Most of Abbigail’s memories center around her father and brother. Her younger brother Sam┬áhad been her best friend, but as they started to grow up, her father tried to make Sam into a man. He forced Sam to drink beer, use tools to build things, and discouraged him from ‘girl’ activities like music, housework, and being creative. Sam seemed to get further and further away from Abbigail, who retreated into the Church and her piano playing. Abbigail focuses on the gender roles that were forced upon her and her brother and the way that they affected their upbringing.

From the beginning, we learn that Abbigail’s father drove Sam into running away from home when he was seventeen. Perhaps he struggled too hard to be the man his father wanted him to be, or just got caught up with the wrong crowd along the way. He was suspected of assaulting a local older woman in their church community, but never returned and was eventually given up for dead.

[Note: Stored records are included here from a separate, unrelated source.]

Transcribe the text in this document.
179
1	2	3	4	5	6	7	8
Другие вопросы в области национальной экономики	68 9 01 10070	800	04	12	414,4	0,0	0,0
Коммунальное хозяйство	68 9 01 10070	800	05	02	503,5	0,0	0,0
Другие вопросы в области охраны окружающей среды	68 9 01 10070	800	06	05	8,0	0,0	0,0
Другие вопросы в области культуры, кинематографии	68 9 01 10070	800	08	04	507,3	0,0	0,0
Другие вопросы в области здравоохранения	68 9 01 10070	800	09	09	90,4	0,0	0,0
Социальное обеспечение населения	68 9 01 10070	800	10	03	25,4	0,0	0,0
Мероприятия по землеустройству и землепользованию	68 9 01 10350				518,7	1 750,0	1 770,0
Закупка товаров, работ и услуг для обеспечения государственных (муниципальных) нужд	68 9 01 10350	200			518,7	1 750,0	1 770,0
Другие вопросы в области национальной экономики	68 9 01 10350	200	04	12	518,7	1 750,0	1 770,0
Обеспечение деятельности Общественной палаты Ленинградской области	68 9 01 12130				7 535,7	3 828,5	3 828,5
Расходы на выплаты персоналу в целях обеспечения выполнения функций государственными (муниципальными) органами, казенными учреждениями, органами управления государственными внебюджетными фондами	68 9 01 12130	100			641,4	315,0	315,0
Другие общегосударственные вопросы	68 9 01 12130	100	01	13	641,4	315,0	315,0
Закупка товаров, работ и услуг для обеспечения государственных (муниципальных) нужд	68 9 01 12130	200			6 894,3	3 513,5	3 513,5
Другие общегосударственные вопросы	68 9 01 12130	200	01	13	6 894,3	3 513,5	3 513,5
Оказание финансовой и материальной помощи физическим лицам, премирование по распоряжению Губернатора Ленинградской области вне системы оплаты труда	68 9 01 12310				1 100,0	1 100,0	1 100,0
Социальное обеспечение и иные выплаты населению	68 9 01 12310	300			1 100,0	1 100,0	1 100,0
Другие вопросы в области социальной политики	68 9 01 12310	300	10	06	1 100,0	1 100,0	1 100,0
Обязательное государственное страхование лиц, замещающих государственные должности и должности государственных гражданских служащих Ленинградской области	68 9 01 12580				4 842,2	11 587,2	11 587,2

Abbigail’s mom refused to accept the possibility of Sam’s death and never moved from the house, even when Abbigail’s father moved down south. Abbigail started a new life on the east coast and left the Catholic church, causing her grandma to disown her and her mother to call relentlessly to beg her to return to her faith. Abbigail’s mom tries to persuade Abbigail to name her new baby Sam and to baptize him, seemingly to give the run-away Sam a new life and new start.

Abbigail eventually takes a trip to visit her father and put up signs with Sam’s face on them, even though enough time had passed that the likelihood of finding him was almost nothing. Then, a discovery is made, and she and her family must come to terms with the truth about Sam. The books ends with a conversation between Abigail and her mother as they discuss what it means to find grace.

Ansay’s writing is beautiful, and my summary probably didn’t do the book justice since I am out of practice blogging about what I read. But the book is full of description, emotion, and passion, and drives you forward to learn more about Abigail’s story. Although at times I was frustrated with adult-Abbigail for being so passive, the memories she delved through helped me understand her character and why she acted that way. I would definitely recommend this book to anyone who likes stories about families and the trials they go through, or anyone who appreciates well-crafted writing.